Begüm Hanım bu soruyu da net bir perspektifle yanıtlıyor: “Ortadoğu’da özellikle Yemen kaynaklı Husi saldırıları yüzünden Süveyş ve Kızıldeniz koridorlarında gemiler ya çok daha uzun Afrika çevreli rotalara yönlendiriliyor ya da sigorta ve güvenlik maliyetleri katlanıyor. Bu durum, zaman maliyeti ve brüt navlun ücretlerinde ciddi artışa sebep oluyor. Türk denizciler de bu ek maliyetleri lojistik planlarına dahil etmek zorunda kaldı.

Diğer yandan, ABD Başkanı Trump’ın uyguladığı yüksek tarifeler global ticaret akışını yeniden şekillendiriyor. Çin–ABD hattında navlunlar düştü, Batı limanlarında yüzde 30–50 seviyesinde rotasyon değişimleri yaşandı.
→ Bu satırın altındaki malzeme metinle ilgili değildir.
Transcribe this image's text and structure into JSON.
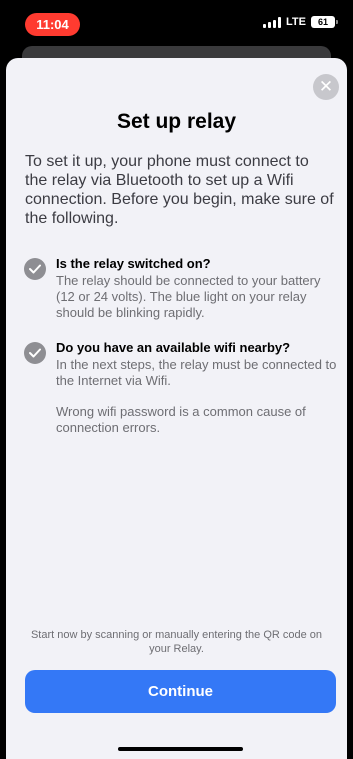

Bu değişimler; Avrupa dışındaki alternatif pazarlara yönelmeyi, Türkiye’yi de fırsat bölgesi haline getirdi. Türk firmaları, dövizle fiyatlanan navlun gelirlerini çeşitlendirebilir; ancak aynı zamanda navlun dalgalanmalarının kur riskini de yönetmeliler.

Küresel navlun piyasası, tarifeler nedeniyle son derece değişken diyebiliriz… Navlun fiyatları bir ara yüzde 50 civarlarında düşüş yaşadı, sonra yeniden yükseldi. Limanlarda gecikmeler yaşanıyor. Bu belirsizlik, Türk armatörlerinin çok daha ince risk hesaplaması yapmasını zorunlu kılıyor. Sigorta primleri, alternatif rota planlaması ve finansal senaryolar artık operasyonun merkezine oturdu diyebiliriz. Bunlar tabi benim piyasadaki genel duruma bakarak ortaya koyduğum kişisel düşüncelerim. Mutlaka yaşanan bu gelişmelere farklı gözlerle bakan sektör mensupları da vardır lakin benim görüşüm bu yönde…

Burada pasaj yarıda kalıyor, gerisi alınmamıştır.